Judge Sutton was appointed by former President George W. Bush, and according to many judicial analysts, is cut from the same judicial cloth as Chief Justice John Roberts - his decisions are often based on recent legal precedent, rather than a strict constructionist view of the Constitution.
Politico writes:
Sutton’s conservative case for the insurance mandate, as laid out in his 26-page concurring opinion, amounts to this: Supreme Court precedent, like it or not, favors a growing expansion of the Commerce Clause, and Congress has wide latitude to address the nation’s problems and has a presumption of constitutionality.
“There is another way to look at these precedents — that the Court either should stop saying that a meaningful limit on Congress’s commerce powers exists or prove that it is so,” Sutton wrote.

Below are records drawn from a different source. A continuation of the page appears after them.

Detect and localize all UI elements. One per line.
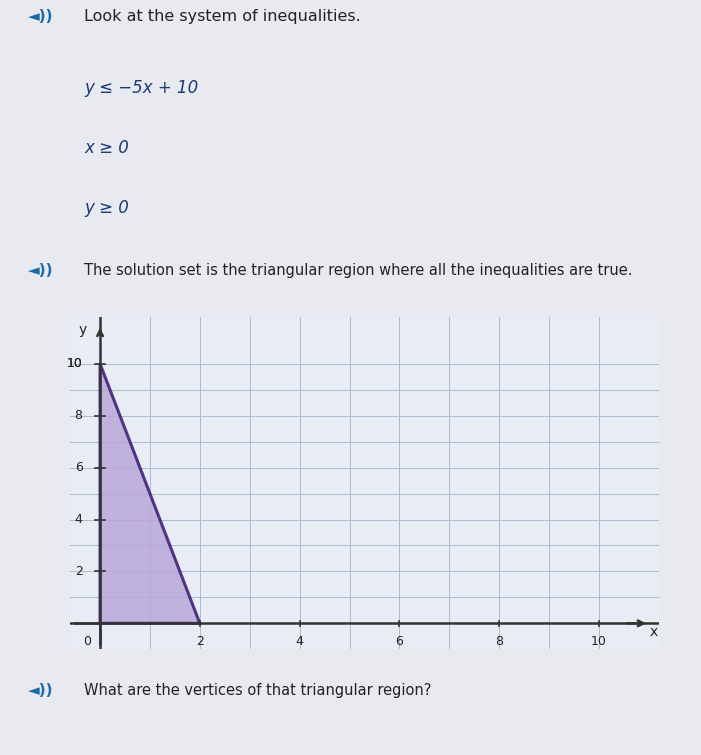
Text: 8: 8 <box>74 409 83 422</box>
Polygon shape <box>100 364 200 624</box>
Text: y: y <box>79 323 87 337</box>
Text: Look at the system of inequalities.: Look at the system of inequalities. <box>84 9 361 24</box>
Text: 4: 4 <box>296 635 304 648</box>
Text: 10: 10 <box>591 635 607 648</box>
Text: ◄)): ◄)) <box>28 9 53 24</box>
Text: 0: 0 <box>83 635 92 648</box>
Text: x: x <box>650 625 658 639</box>
Text: 8: 8 <box>495 635 503 648</box>
Text: 6: 6 <box>395 635 403 648</box>
Text: 10: 10 <box>67 357 83 370</box>
Text: The solution set is the triangular region where all the inequalities are true.: The solution set is the triangular regio… <box>84 263 632 278</box>
Text: y ≥ 0: y ≥ 0 <box>84 199 129 217</box>
Text: ◄)): ◄)) <box>28 683 53 698</box>
Text: 10: 10 <box>67 357 83 370</box>
Text: y ≤ −5x + 10: y ≤ −5x + 10 <box>84 79 198 97</box>
Text: x ≥ 0: x ≥ 0 <box>84 139 129 157</box>
Text: 2: 2 <box>75 565 83 578</box>
Text: 2: 2 <box>196 635 204 648</box>
Text: 4: 4 <box>75 513 83 526</box>
Text: What are the vertices of that triangular region?: What are the vertices of that triangular… <box>84 683 432 698</box>
Text: 6: 6 <box>75 461 83 474</box>
Text: ◄)): ◄)) <box>28 263 53 278</box>
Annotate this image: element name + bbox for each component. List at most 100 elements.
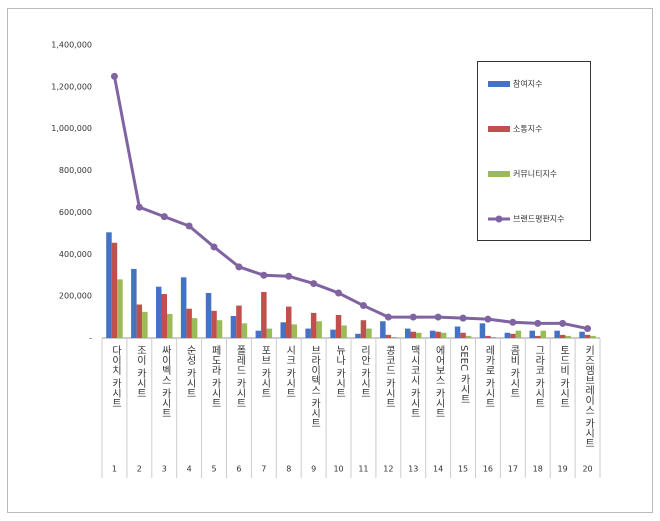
legend-swatch — [495, 215, 503, 223]
x-tick-label: 페도라 카시트 — [209, 345, 221, 409]
line-point — [384, 313, 392, 321]
category-number: 2 — [137, 465, 142, 474]
bar — [535, 335, 541, 338]
bar — [435, 331, 441, 338]
bar — [286, 306, 292, 338]
bar — [330, 329, 336, 338]
category-number: 13 — [408, 465, 418, 474]
category-number: 18 — [533, 465, 543, 474]
bar — [366, 328, 372, 338]
category-number: 8 — [286, 465, 291, 474]
bar — [405, 328, 411, 338]
bar — [355, 333, 361, 338]
line-point — [160, 213, 168, 221]
bar — [540, 330, 546, 338]
line — [112, 76, 588, 331]
line-point — [359, 302, 367, 310]
x-tick-label: 시크 카시트 — [283, 345, 295, 399]
legend-swatch — [488, 81, 510, 87]
bar — [440, 332, 447, 338]
x-tick-label: 맥시코시 카시트 — [408, 345, 420, 419]
bar — [460, 332, 466, 338]
bar — [180, 277, 187, 338]
line-point — [185, 222, 193, 230]
bar — [410, 331, 416, 338]
bar — [255, 330, 262, 338]
x-tick-label: 에어보스 카시트 — [433, 345, 445, 419]
category-number: 1 — [112, 465, 117, 474]
y-tick-label: 600,000 — [59, 208, 92, 217]
legend-label: 소통지수 — [513, 125, 542, 134]
category-number: 5 — [212, 465, 217, 474]
line-point — [559, 319, 567, 327]
x-tick-label: 콩코드 카시트 — [383, 345, 395, 409]
bar — [360, 320, 367, 338]
bar — [111, 242, 118, 338]
y-tick-label: 1,000,000 — [51, 124, 92, 133]
bar — [504, 332, 511, 338]
line-point — [584, 325, 592, 333]
line-point — [110, 72, 118, 80]
bar — [191, 318, 198, 338]
bar — [310, 312, 317, 338]
category-number: 7 — [261, 465, 266, 474]
x-tick-label: 토드비 카시트 — [557, 345, 569, 409]
line-point — [310, 280, 318, 288]
x-tick-label: SEEC 카시트 — [458, 345, 470, 405]
bar — [316, 321, 322, 338]
bar — [305, 328, 311, 338]
bar — [291, 324, 297, 338]
bar — [529, 330, 535, 338]
x-tick-label: 레카로 카시트 — [482, 345, 494, 409]
line-point — [285, 272, 293, 280]
bar — [584, 334, 591, 338]
bar — [167, 313, 173, 338]
bar — [266, 328, 273, 338]
bar — [579, 331, 585, 338]
bar — [131, 268, 137, 338]
bar — [454, 326, 461, 338]
category-number: 17 — [508, 465, 518, 474]
y-tick-label: 200,000 — [59, 292, 92, 301]
legend-label: 커뮤니티지수 — [513, 169, 557, 179]
category-number: 6 — [236, 465, 241, 474]
y-tick-label: 1,400,000 — [51, 41, 92, 50]
x-tick-label: 키즈엠브레이스 카시트 — [582, 345, 594, 449]
line-point — [534, 319, 542, 327]
bar — [510, 333, 516, 338]
x-tick-label: 조이 카시트 — [134, 345, 146, 399]
y-tick-label: 1,200,000 — [51, 82, 92, 91]
line-point — [509, 318, 517, 326]
bar — [515, 330, 522, 338]
bar — [341, 325, 347, 338]
bar — [156, 286, 162, 338]
bar — [391, 336, 397, 338]
bar — [590, 335, 596, 338]
y-tick-label: - — [89, 334, 92, 343]
bar — [161, 294, 167, 338]
category-number: 3 — [162, 465, 167, 474]
bar — [106, 232, 112, 338]
bar — [565, 335, 571, 338]
bar — [230, 316, 237, 338]
legend-swatch — [488, 171, 510, 177]
line-point — [434, 313, 442, 321]
bar — [142, 311, 148, 338]
line-point — [409, 313, 417, 321]
x-tick-label: 포브 카시트 — [258, 345, 270, 399]
legend-swatch — [488, 126, 510, 132]
bar — [485, 335, 491, 338]
x-tick-label: 그라코 카시트 — [532, 345, 544, 409]
bar — [136, 304, 143, 338]
bar — [280, 322, 286, 338]
line-point — [135, 203, 143, 211]
x-tick-label: 싸이벡스 카시트 — [159, 345, 171, 419]
bar — [261, 291, 267, 338]
bar — [385, 334, 392, 338]
legend-label: 브랜드평판지수 — [513, 214, 565, 224]
x-tick-label: 콤비 카시트 — [507, 345, 519, 399]
bar — [554, 330, 560, 338]
category-number: 14 — [433, 465, 443, 474]
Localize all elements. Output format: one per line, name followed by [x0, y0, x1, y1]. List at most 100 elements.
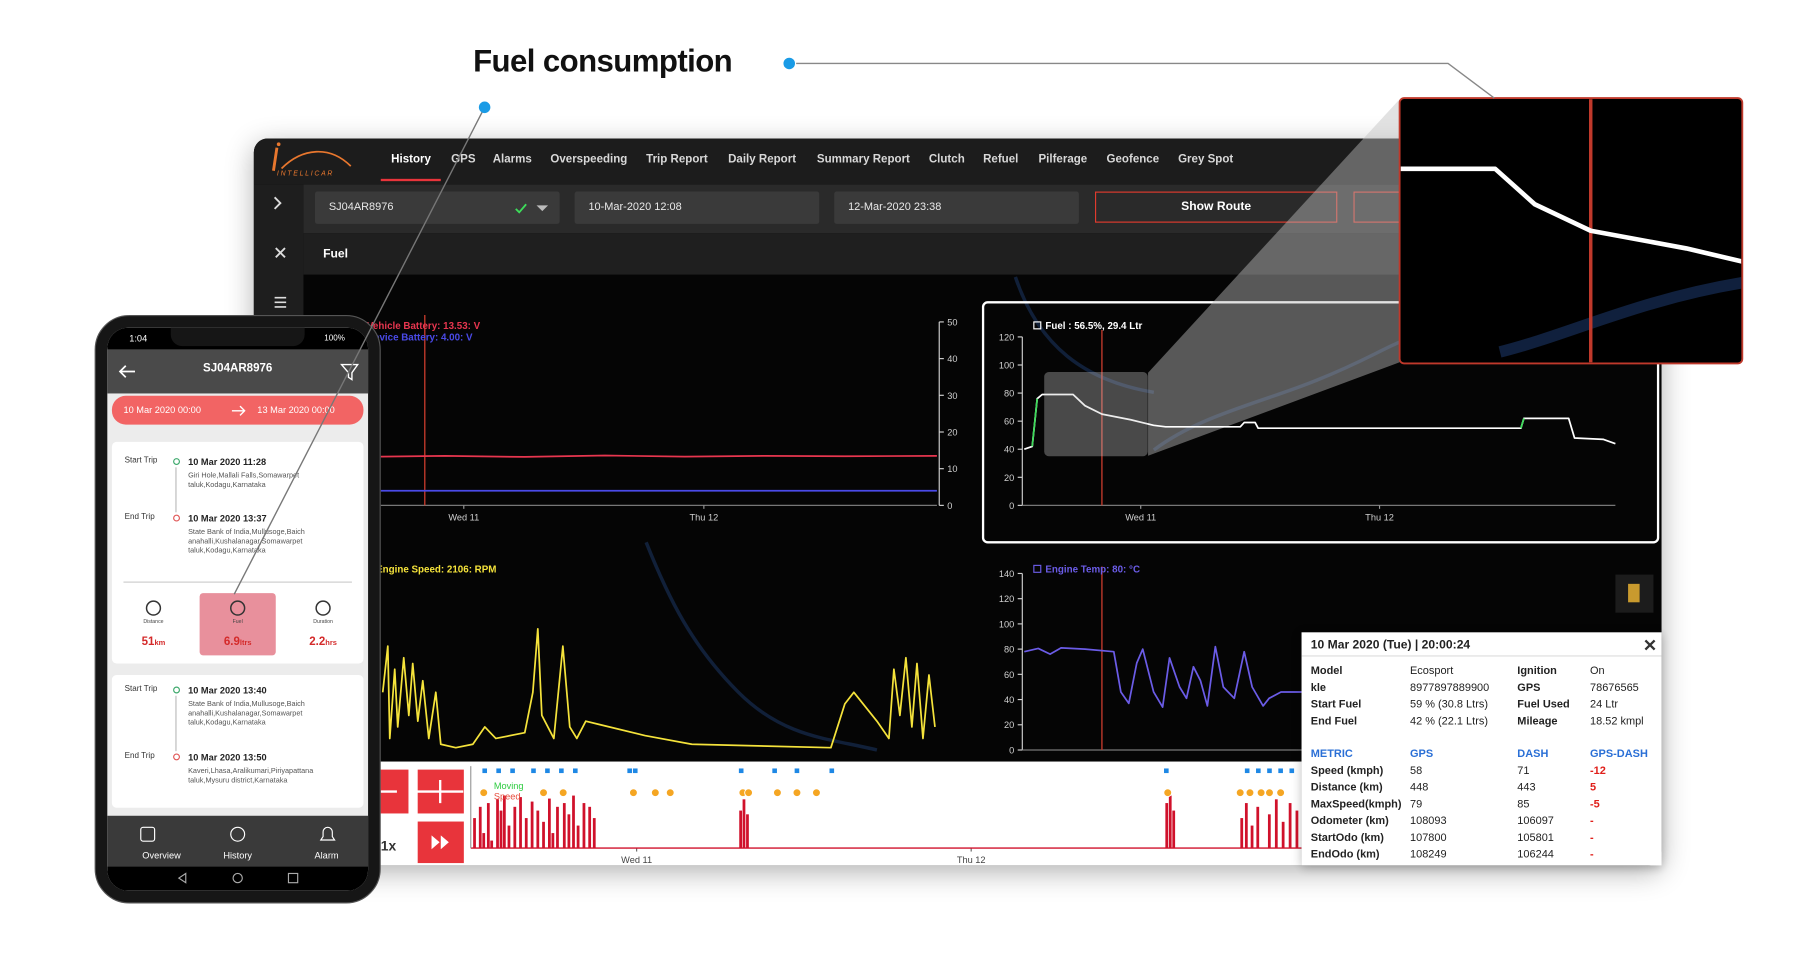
moving-marker [559, 768, 564, 774]
speed-bar [519, 797, 522, 849]
stat-icon-shape [315, 600, 331, 616]
legend-swatch [1033, 321, 1042, 330]
speed-bar [592, 818, 596, 849]
stat-number: 2.2 [309, 635, 326, 649]
speed-bar [567, 814, 571, 849]
moving-marker [627, 768, 632, 774]
moving-marker [1278, 768, 1283, 774]
trip-connector [175, 695, 177, 752]
nav-tab[interactable]: Refuel [983, 153, 1019, 167]
forward-icon [431, 835, 449, 850]
nav-label[interactable]: History [223, 850, 253, 861]
stat-label: Distance [143, 618, 164, 625]
speed-bar [1240, 818, 1244, 849]
nav-tab[interactable]: Geofence [1106, 153, 1160, 167]
y-tick-label: 100 [999, 360, 1014, 370]
overview-icon[interactable] [140, 826, 156, 842]
metric-cell: 71 [1517, 764, 1530, 778]
y-tick-label: 40 [1004, 695, 1014, 705]
menu-icon[interactable] [274, 296, 287, 308]
speed-bar [556, 806, 559, 849]
info-cell: Ignition [1517, 664, 1557, 678]
popup-close[interactable] [1643, 638, 1657, 652]
play-forward[interactable] [417, 821, 464, 864]
nav-tab[interactable]: Summary Report [816, 153, 910, 167]
android-back[interactable] [177, 872, 187, 884]
plus-icon [417, 779, 464, 804]
stat-value: 6.9ltrs [209, 630, 267, 651]
logo-swoosh [280, 150, 352, 170]
close-glyph [1644, 639, 1656, 651]
y-tick-label: 120 [999, 332, 1014, 342]
start-date[interactable]: 10-Mar-2020 12:08 [574, 191, 820, 224]
show-route-button[interactable]: Show Route [1094, 191, 1338, 223]
battery: 100% [324, 334, 345, 343]
nav-tab[interactable]: Pilferage [1038, 153, 1088, 167]
y-tick-label: 20 [1004, 473, 1014, 483]
nav-tab[interactable]: Grey Spot [1178, 153, 1234, 167]
back-icon[interactable] [118, 365, 135, 378]
trip-label: Start Trip [124, 685, 158, 694]
metric-cell: 5 [1589, 781, 1597, 794]
filter-icon[interactable] [340, 363, 360, 381]
moving-marker [1289, 768, 1295, 774]
nav-tab[interactable]: Clutch [928, 153, 965, 167]
info-cell: Model [1310, 664, 1343, 678]
popup-divider [1301, 655, 1662, 657]
info-cell: On [1589, 664, 1605, 678]
phone: 1:04 100% SJ04AR8976 10 Mar 2020 00:00 1… [94, 314, 381, 904]
stat-icon [315, 600, 331, 616]
stat-value: 51km [125, 630, 183, 651]
arrow-glyph [231, 405, 246, 416]
fuel-chart-frame [981, 301, 1660, 544]
trip-card[interactable] [111, 674, 364, 808]
nav-tab[interactable]: Overspeeding [550, 153, 628, 167]
y-tick-label: 50 [947, 317, 957, 327]
nav-label[interactable]: Overview [142, 850, 181, 861]
metric-header: GPS-DASH [1589, 747, 1648, 761]
brand: INTELLICAR [277, 170, 334, 177]
y-tick-label: 10 [947, 464, 957, 474]
end-date[interactable]: 12-Mar-2020 23:38 [834, 191, 1079, 224]
legend-entry: Vehicle Battery: 13.53: V [367, 321, 481, 332]
series-line [381, 627, 936, 749]
metric-cell: Distance (km) [1310, 781, 1383, 794]
stop-marker [1245, 788, 1255, 798]
close-icon[interactable] [275, 247, 286, 258]
metric-cell: EndOdo (km) [1310, 848, 1380, 861]
y-tick-label: 60 [1004, 417, 1014, 427]
nav-tab[interactable]: Alarms [492, 153, 532, 167]
speed-bar [530, 801, 534, 849]
alarm-icon[interactable] [319, 826, 336, 841]
moving-marker [496, 768, 501, 774]
y-tick-label: 40 [1004, 445, 1014, 455]
logo-dot [276, 142, 281, 147]
stat-icon [230, 600, 246, 616]
history-icon[interactable] [230, 826, 246, 842]
notch [170, 327, 305, 347]
speed-label: 1x [380, 837, 397, 854]
speed-bar [1250, 825, 1254, 849]
fuel-highlight[interactable] [199, 593, 276, 656]
series-line [1024, 645, 1302, 708]
speed-bar [1267, 814, 1271, 849]
nav-tab[interactable]: Trip Report [646, 153, 708, 167]
x-tick-label: Wed 11 [448, 512, 479, 522]
moving-marker [531, 768, 536, 774]
expand-icon[interactable] [273, 196, 282, 210]
android-recent[interactable] [287, 872, 299, 884]
nav-tab[interactable]: Daily Report [728, 153, 797, 167]
stat-number: 51 [141, 635, 155, 649]
speed-bar [473, 818, 476, 849]
nav-label[interactable]: Alarm [314, 850, 339, 861]
clock: 1:04 [129, 333, 148, 344]
metric-cell: -12 [1589, 764, 1606, 778]
info-popup: 10 Mar 2020 (Tue) | 20:00:24 Model Ecospo… [1301, 632, 1662, 866]
zoom-box [1398, 97, 1744, 365]
metric-cell: - [1589, 831, 1594, 845]
x-tick-label: Thu 12 [1365, 512, 1394, 522]
moving-marker [794, 768, 800, 774]
metric-cell: 79 [1409, 797, 1423, 811]
android-home[interactable] [232, 872, 243, 884]
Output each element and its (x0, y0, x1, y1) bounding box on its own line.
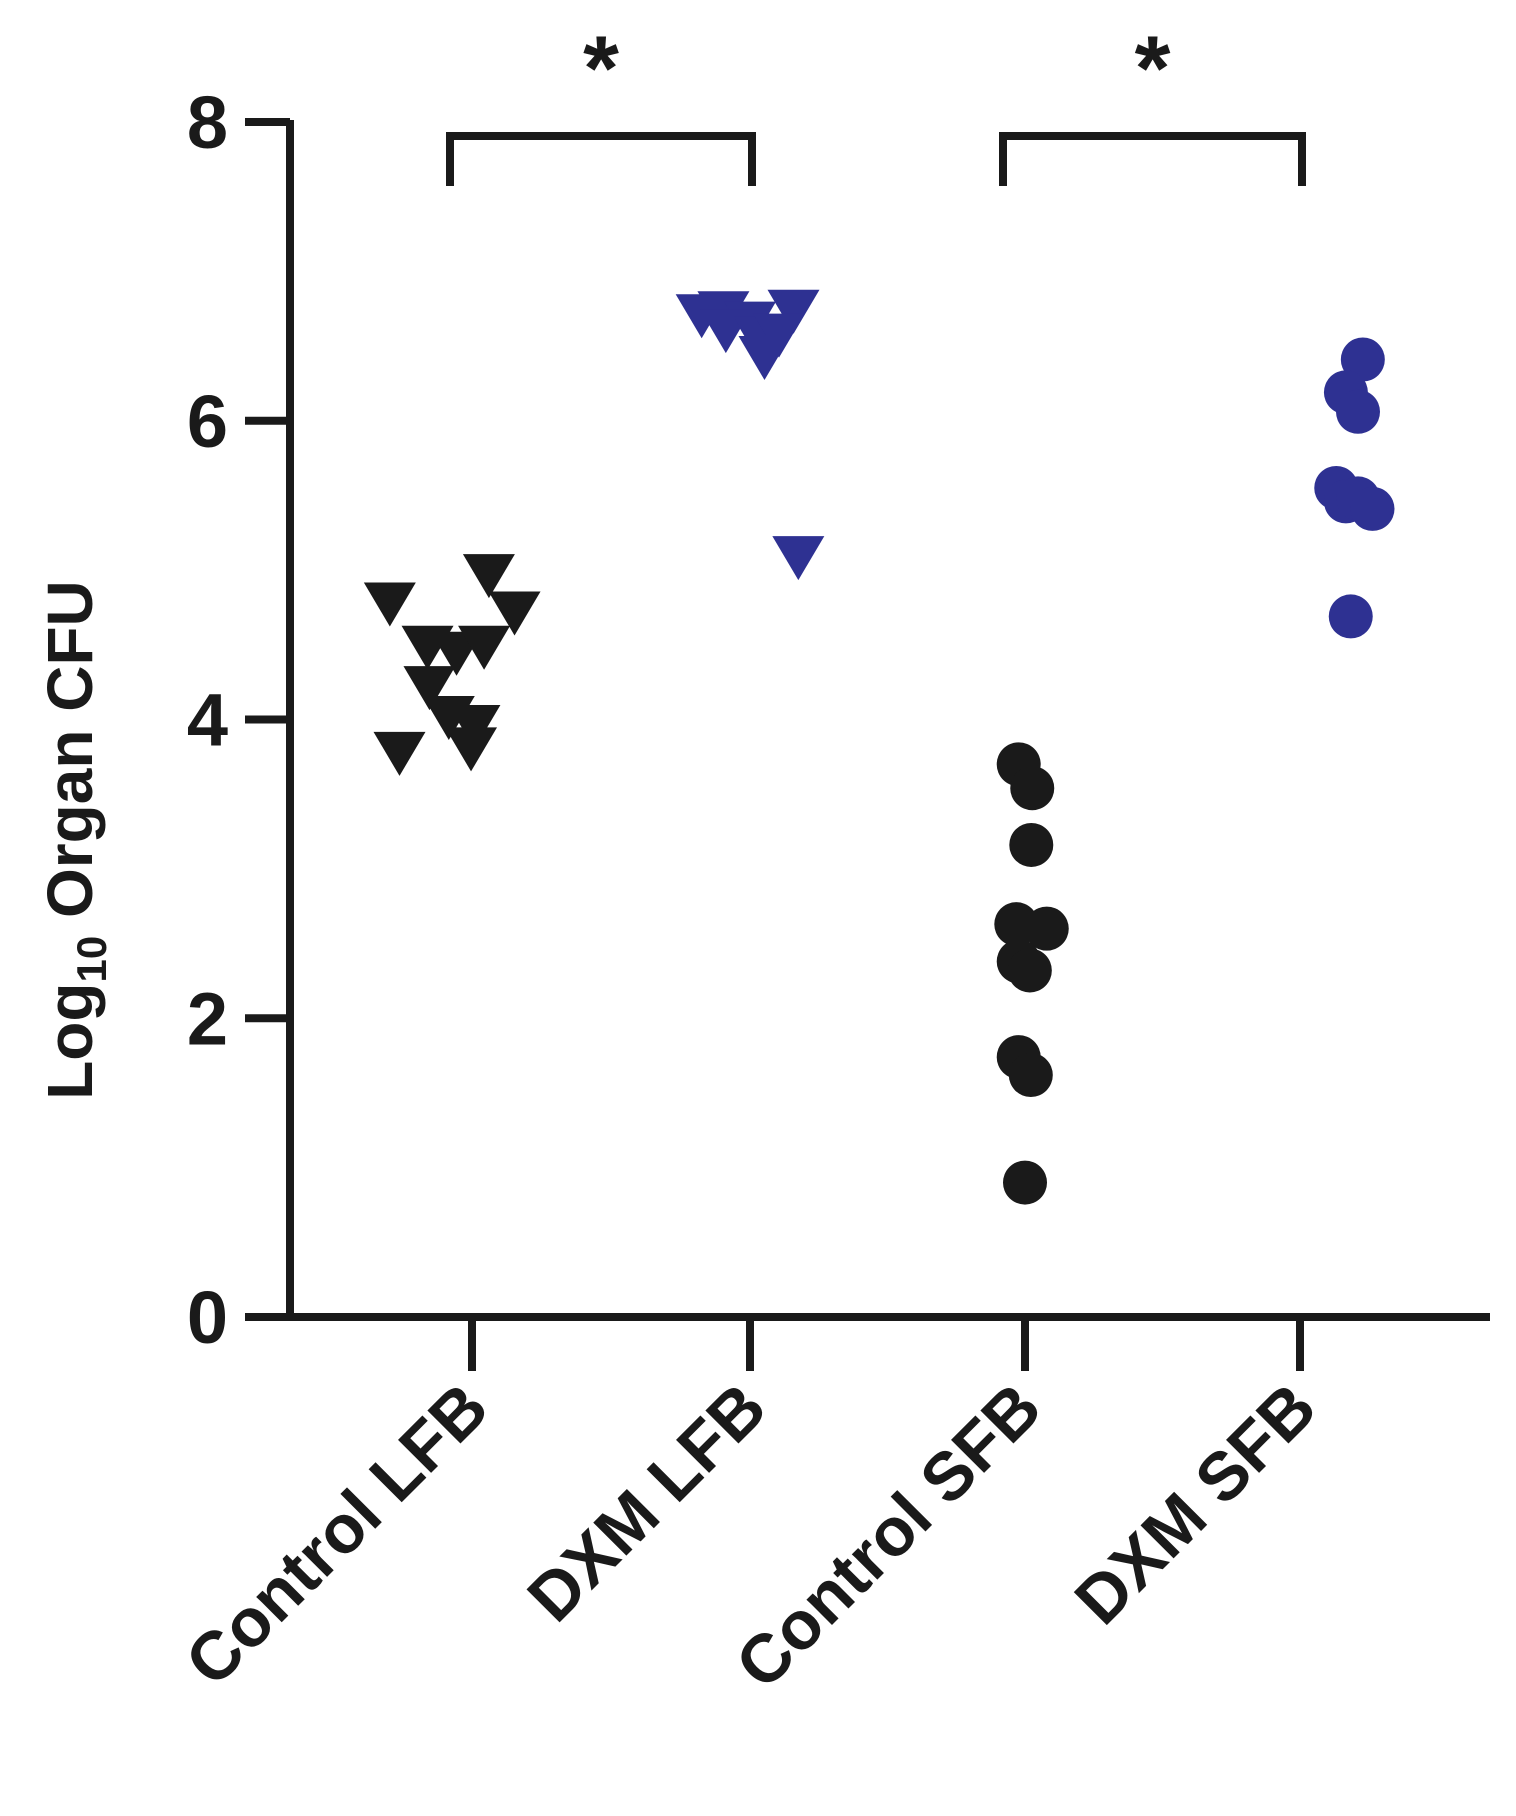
y-axis-label-base: Log (34, 983, 106, 1100)
data-point-triangle (373, 731, 426, 776)
y-tick-label: 8 (187, 81, 228, 164)
data-point-circle (1008, 1053, 1053, 1098)
y-axis-label-subscript: 10 (68, 936, 115, 983)
data-point-triangle (772, 536, 825, 581)
y-tick-label: 2 (187, 977, 228, 1060)
y-tick-label: 0 (187, 1276, 228, 1359)
y-tick-label: 4 (187, 679, 228, 762)
data-point-circle (1350, 486, 1395, 531)
data-point-triangle (448, 704, 501, 749)
x-tick-label: DXM SFB (1060, 1369, 1330, 1639)
data-point-triangle (403, 666, 456, 711)
data-points (363, 289, 1395, 1205)
x-tick-label: Control LFB (171, 1369, 502, 1700)
x-tick-label: DXM LFB (513, 1369, 780, 1636)
data-point-circle (1003, 1160, 1047, 1205)
data-point-triangle (767, 289, 820, 334)
data-point-circle (1328, 594, 1373, 639)
data-point-circle (1340, 337, 1385, 382)
data-point-triangle (458, 625, 511, 670)
data-point-triangle (445, 727, 498, 772)
y-axis-ticks: 0 2 4 6 8 (187, 81, 290, 1359)
significance-label: * (1135, 18, 1171, 120)
data-point-triangle (488, 591, 541, 636)
data-point-triangle (738, 336, 791, 381)
data-point-circle (1024, 906, 1069, 951)
data-point-circle (1010, 766, 1055, 811)
significance-brackets: * * (446, 18, 1306, 186)
y-tick-label: 6 (187, 380, 228, 463)
significance-label: * (583, 18, 619, 120)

Ilya Shapiro, a senior fellow in constitutional studies at the Cato Institute, calls it the “put up or shut up” dare to the Supreme Court. “He says, ‘if you’re going to strike this down, you’re going to have to define the limiting principle.’ ”
Ilya Somin, an assistant professor of law at George Mason University who believes the mandate is unconstitutional, warns that Sutton’s argument goes further than other judges who have upheld the law. He says Sutton’s opinion would allow for Congress to implement mandates to buy anything — health-related or not.
Referring back to the 1819 case, McCulloch v. Maryland, Sutton suggests in the end, the legislature will be tasked with removing or keeping the individual mandate, not the courts.